Point of Order has seen comments from Dr Harry Clark, who is the director of the NZ Agricultural Greenhouse Gas Research Centre in Palmerston North and one of the seven members of the Climate Change Commission.
He says farmers should now be making as many small improvements as they can, once they know their emissions level, because that could deliver about a -10% improvement over the next five years.
That compares with a -1% improvement per year that has actually been delivered on a GHG-per-unit-of-food basis over the past 30 years.
There is unlikely to be a big technical improvement available until at least five years at the earliest, so this set of small improvements is important.
The next big technical projects are being worked on, but nothing is certain. Vaccines, breeding, seaweed, and other methane and nitrogen inhibitors are some of those worked-on areas.
The reductions of methane of -10% by 2030 and -47% by 2050 with current technologies will be challenging: so what will the government do?
Options include slashing cow numbers. But wouldn’t it be more sensible to work harder on scientific and technical solutions?
For its part, the commission considered, given that funding for the PGGRC finishes later this year and government investment into Research, Development and Demonstration (RD and D) is only secure until 2025, a more certain roadmap needs to be laid out on the future of research in methane and other on farm GHG reductions.
For the ‘long lived’ gases they endorsed the view that a pricing system would enable farmers to find the best way to reduce emissions on their farms.
That underlines the kind of complex decision which Cabinet ministers will have to deal with.

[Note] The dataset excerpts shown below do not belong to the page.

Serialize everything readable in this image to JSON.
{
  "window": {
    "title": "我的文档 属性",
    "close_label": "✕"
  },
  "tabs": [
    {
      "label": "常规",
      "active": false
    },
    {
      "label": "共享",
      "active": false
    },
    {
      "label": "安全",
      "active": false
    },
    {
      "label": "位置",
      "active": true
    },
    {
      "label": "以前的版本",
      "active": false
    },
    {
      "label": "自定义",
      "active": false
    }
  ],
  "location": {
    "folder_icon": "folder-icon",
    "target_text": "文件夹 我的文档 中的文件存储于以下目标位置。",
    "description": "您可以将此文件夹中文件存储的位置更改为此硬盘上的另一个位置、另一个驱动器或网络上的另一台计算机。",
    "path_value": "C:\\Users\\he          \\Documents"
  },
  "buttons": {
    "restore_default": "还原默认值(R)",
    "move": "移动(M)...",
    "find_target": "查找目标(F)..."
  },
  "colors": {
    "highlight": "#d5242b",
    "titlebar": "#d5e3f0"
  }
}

For example, just where would the pricing fall?
The commission said as part of the process to spur farmers to move away from livestock systems, the government needs to roll out policies, tools and incentives and invest to create future emission reduction options.

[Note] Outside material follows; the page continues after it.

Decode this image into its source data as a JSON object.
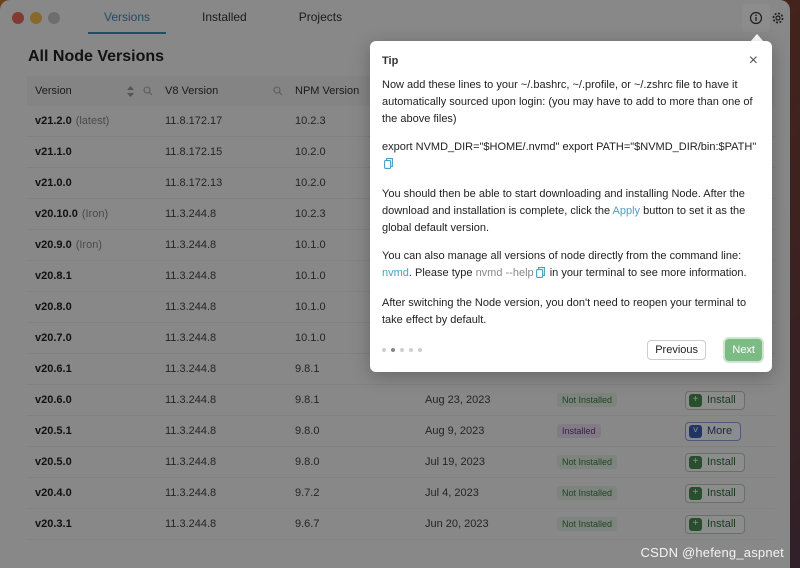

All New Zealanders should be urging the government to choose that route rather than the punitive measures favoured by the anti-farming lobbies.
The government has only until the end of 2022 to shape its policy—and pass the legislation to implement it. This means the politicians and their officials could be burning the midnight oil (but without too many emissions) to get the job done.
And will we still be questioning why NZ should be leading the world in cutting emissions (and production) in the agriculture sector, the backbone of the export economy?